Cavallo describes this precisely: “They emanate an energy so strong you can feel uneasy.” Not comforted. Uneasy. That is an important distinction. A man fabricating a pleasant encounter does not make that distinction.
Cavallo says the female beings he met are not visiting. They are here. Resident. They arrive “apparently thirty or forty years old,” obtain documents without difficulty, and integrate. Some are fully alien in DNA. Others — those born here, to mixed parentage — carry alien DNA in a human body. Hybrids, in his terminology. Walking among us. In cities I have been to. Possibly in cities you have been to.
I know how this sounds. I am depositing it anyway, because the consistency of this account with accounts from sources who have never heard of Maurizio Cavallo is something I cannot explain away. The geography changes. The names change. The decade changes. The description of the women does not change.
Here is the thing about Cavallo that nobody who dismisses him seems to have engaged with.

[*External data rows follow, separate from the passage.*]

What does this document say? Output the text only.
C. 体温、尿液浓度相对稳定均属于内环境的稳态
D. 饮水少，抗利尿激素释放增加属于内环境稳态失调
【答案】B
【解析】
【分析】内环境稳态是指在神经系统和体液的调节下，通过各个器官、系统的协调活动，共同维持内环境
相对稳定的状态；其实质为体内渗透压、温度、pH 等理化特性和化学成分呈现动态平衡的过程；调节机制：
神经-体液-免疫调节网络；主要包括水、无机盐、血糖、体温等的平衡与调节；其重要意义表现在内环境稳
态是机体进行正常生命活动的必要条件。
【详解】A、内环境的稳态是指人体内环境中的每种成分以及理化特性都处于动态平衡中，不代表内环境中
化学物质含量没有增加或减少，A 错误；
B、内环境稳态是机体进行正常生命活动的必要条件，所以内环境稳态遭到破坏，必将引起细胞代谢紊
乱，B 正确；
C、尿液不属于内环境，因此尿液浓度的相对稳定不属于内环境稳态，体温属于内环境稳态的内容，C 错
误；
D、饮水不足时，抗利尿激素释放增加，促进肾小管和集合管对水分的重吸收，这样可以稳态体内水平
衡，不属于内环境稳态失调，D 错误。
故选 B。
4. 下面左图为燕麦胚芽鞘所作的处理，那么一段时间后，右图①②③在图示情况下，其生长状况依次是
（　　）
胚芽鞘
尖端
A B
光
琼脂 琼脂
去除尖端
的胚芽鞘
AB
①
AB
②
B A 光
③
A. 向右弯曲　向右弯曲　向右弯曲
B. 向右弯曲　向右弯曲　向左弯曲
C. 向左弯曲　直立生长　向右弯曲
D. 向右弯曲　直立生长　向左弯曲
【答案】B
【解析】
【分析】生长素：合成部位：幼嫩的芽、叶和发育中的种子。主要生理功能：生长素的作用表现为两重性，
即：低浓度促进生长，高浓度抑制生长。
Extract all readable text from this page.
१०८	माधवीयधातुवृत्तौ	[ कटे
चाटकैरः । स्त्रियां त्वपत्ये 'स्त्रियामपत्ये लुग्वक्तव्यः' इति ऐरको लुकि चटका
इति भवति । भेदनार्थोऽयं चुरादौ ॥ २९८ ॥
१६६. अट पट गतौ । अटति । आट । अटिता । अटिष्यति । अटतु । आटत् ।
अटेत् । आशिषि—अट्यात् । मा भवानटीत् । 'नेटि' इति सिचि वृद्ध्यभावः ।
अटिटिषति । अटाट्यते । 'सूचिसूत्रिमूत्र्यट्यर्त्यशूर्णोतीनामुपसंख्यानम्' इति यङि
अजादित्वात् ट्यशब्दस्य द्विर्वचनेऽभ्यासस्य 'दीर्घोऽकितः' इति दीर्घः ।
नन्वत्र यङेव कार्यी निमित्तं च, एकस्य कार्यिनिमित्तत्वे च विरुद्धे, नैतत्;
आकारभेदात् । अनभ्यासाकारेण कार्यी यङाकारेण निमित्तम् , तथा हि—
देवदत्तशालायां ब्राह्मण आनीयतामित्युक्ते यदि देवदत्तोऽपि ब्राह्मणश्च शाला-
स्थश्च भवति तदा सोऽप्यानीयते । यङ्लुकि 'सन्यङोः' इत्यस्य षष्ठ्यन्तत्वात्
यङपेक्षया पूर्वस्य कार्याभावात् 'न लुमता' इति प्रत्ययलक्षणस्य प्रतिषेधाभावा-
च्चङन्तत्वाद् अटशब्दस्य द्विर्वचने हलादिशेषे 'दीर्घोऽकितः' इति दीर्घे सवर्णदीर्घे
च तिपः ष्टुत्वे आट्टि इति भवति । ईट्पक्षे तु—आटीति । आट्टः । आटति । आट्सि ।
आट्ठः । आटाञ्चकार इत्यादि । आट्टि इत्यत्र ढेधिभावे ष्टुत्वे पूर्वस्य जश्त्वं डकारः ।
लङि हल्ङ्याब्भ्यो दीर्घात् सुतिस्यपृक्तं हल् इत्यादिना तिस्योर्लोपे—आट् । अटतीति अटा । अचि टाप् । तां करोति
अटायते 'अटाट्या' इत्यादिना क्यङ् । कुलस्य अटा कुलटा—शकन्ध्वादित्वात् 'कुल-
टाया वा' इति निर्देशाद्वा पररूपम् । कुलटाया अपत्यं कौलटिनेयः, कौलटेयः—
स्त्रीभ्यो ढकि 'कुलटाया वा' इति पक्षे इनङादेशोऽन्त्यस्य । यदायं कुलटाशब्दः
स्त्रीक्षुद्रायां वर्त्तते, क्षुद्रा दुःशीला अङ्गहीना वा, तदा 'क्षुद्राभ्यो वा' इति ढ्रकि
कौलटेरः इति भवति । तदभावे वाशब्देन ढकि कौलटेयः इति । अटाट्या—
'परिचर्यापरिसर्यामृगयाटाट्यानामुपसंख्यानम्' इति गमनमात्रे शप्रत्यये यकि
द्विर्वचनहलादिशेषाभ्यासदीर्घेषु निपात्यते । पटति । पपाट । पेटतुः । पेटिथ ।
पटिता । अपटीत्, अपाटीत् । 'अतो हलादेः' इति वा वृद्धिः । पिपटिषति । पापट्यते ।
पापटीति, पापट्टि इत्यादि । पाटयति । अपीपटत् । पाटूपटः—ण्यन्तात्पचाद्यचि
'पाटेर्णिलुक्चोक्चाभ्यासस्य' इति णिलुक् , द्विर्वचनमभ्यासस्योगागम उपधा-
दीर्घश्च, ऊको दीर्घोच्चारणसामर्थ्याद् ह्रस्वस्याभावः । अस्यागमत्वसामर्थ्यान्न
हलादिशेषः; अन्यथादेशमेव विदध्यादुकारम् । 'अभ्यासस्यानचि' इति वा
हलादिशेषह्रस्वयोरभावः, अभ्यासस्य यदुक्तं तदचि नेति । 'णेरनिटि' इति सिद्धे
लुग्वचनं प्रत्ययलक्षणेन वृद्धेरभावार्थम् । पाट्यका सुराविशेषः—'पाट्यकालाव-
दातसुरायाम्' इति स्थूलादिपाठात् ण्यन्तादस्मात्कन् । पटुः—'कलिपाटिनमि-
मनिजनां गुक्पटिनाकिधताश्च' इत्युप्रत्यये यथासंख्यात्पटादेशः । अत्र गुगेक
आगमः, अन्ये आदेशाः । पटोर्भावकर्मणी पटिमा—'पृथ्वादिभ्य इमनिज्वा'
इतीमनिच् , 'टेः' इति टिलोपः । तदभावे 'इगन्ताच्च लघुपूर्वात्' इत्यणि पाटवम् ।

He has never claimed to be a messenger. He has never claimed to be chosen. He says, explicitly: “I never dared to call myself a messenger or even an ambassador of star peoples, I never believed I was a chosen one, an elect or a predestined one. Indeed, sometimes I wonder why what I experienced, happened to me.”
This is the sentence of a genuinely confused person, not a fabricator. Fabricators have answers. They know why they were chosen. They have a mission. Cavallo has a bewilderment that has lasted forty-three years and shows no signs of resolving.
Maurizio Cavallo is still alive. He is still talking. He is still running centroclarion.it. Nobody has silenced him, which either means he is harmless or means he has been evaluated and judged insufficiently credible to warrant the cost of silencing. I have seen both categories. I am genuinely unsure which this is. What I am sure of is that the photographs exist, that the light anomaly is real, that the consistency of his account with the broader pattern is not explainable by coincidence, and that my father thought so too.
That will have to be enough for now. I’m working on the rest.
Primary source: Paola Harris, “Why Me? Exclusive Interview with Maurizio Cavallo,” 2006 (paolaharris.com). Secondary: centroclarion.it, conference documentation from Turin 2012. Forensic imaging consultation conducted independently. Document annotation: private archive, partially recovered. This article is filed from an undisclosed location.